A Seattle-based storyteller, poet, performer and outdoor educator, Òsanyìn spent years leading educational outdoor adventures. Her adventures in backpacking, whitewater rafting and canoeing as a Black woman inspired her to found Earthseed Seattle in 2013.

Through Earthseed, Òsanyìn organizes workshops in which kids and adults use theater to make outdoor spaces more inclusive, or, as Òsanyìn explains, to “decolonize wild spaces and the bodies that pass through them.” The organization in turn supports the WildSeed outdoor school, a nonprofit that hosts outdoor hikes, climbs and theater workshops for people of color. 

Her work is getting attention. Earlier this year, Òsanyìn became a Creativity Connects fellow with the National Endowment for the Arts. The goal of her fellowship: Create a piece of theater that “explores how to have difficult conversations with the young people in our lives.”

We spoke with Òsanyìn about that project and her other work with Pacific Northwest families.

What does “decolonize wild spaces” mean exactly?

Decolonizing wild spaces means breaking the rules that colonizers actively — such as with segregation — and passively — such as with socially constructed cultural norms — enforce on them.

[When I was growing up,] there were a lot of people who had a say in who I was and what I was supposed to value in my formative years. I was taught that being Black had rules, being a woman had rules, being the child of an immigrant had rules. As I grew older, I realized that a lot of the rules were hurting me. So, I found freedom in defining myself in accordance with my own beliefs instead of in opposition to the rules I’d internalized.

The simple act of folks from marginalized communities being in wild and wilderness spaces is revolutionary. … Decolonizing bodies is having them just show up in colonized spaces. Then, the act of loving the way you look and move when there aren’t any mirrors or social constructs to combat that is the act of decolonization.

What — or who — inspired you to start Earthseed Seattle and WildSeed?

Harriet Tubman. Sometime around 2008, I remember thinking that Harriet Tubman was the original backpacker. Because of her own moral compass or sheer will, she wanted to lead people from a place of literal slavery to a place of freedom. I was in the Shenandoah National Forest and that thought wouldn’t leave me alone.  

Where does your background in theater come into this?

Theater gave me a place to feel the emotions that are in many ways illegal for a Black woman to feel. So frequently, strong emotions are penalized by our society when they’re emoted by someone who looks like me, [but] onstage, I could be full of fury or rage and the audience believed me. They believed my story.  

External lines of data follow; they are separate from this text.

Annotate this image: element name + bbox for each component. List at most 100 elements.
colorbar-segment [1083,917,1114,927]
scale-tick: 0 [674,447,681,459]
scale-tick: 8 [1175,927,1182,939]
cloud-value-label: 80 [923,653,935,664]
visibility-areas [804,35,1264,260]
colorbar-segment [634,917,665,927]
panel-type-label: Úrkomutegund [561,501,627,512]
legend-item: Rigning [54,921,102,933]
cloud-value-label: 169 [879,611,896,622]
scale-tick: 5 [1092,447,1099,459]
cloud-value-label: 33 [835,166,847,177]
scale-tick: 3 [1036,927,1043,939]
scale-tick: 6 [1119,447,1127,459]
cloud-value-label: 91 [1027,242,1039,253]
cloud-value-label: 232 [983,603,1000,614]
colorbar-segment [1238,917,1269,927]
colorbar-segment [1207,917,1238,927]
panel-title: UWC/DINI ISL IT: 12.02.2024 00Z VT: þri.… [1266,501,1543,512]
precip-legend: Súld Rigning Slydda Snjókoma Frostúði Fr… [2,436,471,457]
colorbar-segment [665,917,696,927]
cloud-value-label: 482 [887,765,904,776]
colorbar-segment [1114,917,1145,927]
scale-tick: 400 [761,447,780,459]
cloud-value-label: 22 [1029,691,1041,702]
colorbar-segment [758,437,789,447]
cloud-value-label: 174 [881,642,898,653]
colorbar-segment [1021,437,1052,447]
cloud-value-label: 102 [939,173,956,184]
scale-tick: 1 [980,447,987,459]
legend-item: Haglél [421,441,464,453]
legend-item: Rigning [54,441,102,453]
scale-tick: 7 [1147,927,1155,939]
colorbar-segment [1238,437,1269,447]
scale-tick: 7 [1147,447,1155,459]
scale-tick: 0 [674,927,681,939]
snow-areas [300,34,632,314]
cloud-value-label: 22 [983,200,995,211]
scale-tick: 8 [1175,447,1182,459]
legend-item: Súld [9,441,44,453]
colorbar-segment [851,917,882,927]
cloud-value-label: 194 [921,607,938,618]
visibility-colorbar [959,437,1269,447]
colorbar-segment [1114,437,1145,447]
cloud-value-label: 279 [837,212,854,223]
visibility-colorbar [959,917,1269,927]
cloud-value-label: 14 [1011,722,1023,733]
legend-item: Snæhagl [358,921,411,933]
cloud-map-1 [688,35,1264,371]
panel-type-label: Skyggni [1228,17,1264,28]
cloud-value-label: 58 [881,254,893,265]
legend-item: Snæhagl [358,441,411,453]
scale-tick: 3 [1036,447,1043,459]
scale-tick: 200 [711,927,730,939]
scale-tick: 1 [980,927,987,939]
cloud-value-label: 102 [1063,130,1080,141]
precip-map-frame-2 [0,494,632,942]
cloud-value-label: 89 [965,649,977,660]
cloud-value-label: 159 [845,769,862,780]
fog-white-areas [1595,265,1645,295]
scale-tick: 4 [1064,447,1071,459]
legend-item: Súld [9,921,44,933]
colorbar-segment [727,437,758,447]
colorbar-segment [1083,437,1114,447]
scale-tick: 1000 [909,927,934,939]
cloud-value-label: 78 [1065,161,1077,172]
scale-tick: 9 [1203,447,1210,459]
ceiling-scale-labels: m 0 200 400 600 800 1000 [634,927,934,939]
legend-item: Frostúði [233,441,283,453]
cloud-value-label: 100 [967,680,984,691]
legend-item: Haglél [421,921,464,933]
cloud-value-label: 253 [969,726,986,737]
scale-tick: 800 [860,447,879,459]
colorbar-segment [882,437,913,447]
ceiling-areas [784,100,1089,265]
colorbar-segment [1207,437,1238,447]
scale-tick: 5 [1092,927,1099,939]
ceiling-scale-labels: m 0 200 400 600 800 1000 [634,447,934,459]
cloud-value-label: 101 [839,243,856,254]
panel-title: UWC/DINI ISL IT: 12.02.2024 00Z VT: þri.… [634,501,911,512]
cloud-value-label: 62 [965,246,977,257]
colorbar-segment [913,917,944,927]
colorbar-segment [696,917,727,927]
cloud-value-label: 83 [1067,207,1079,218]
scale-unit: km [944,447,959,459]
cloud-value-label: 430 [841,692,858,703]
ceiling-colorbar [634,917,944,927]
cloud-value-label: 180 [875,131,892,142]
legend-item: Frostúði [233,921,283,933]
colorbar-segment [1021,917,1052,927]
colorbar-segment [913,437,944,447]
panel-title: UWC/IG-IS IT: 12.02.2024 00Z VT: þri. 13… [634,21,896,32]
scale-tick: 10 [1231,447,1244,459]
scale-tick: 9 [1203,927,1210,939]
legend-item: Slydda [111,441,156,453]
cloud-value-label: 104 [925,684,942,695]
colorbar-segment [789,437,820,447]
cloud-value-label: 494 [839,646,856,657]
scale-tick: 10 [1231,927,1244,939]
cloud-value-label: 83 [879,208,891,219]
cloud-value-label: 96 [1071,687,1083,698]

Earthseed and WildSeed are my ways of seeing people, providing a space to see themselves and providing space for people’s stories to be witnessed. They are my way of validating others’ identities while facilitating opportunities for them to grow in all of the beautiful ways human beings are capable of growing. 

What impact have you seen your work have on young participants?

I’ve noticed the stories young people tell when given the opportunity. One group of theater students I was working with told a story that addressed gun violence in schools. One of the things I loved about that piece was that they didn’t offer up a solution.

I love stories that ask the audience to think and feel. In this case, those students did that while also refusing to make the ending beautiful. They left room for the audience to be a character.

Wild spaces are neither accessible nor comfortable for all young people. How can this change?

We need to trust in youth to great proportions, we need to invest money in youth, we need to surround them with unwavering support and provide them whatever they need to address the issues that they deem applicable in the ways that they value.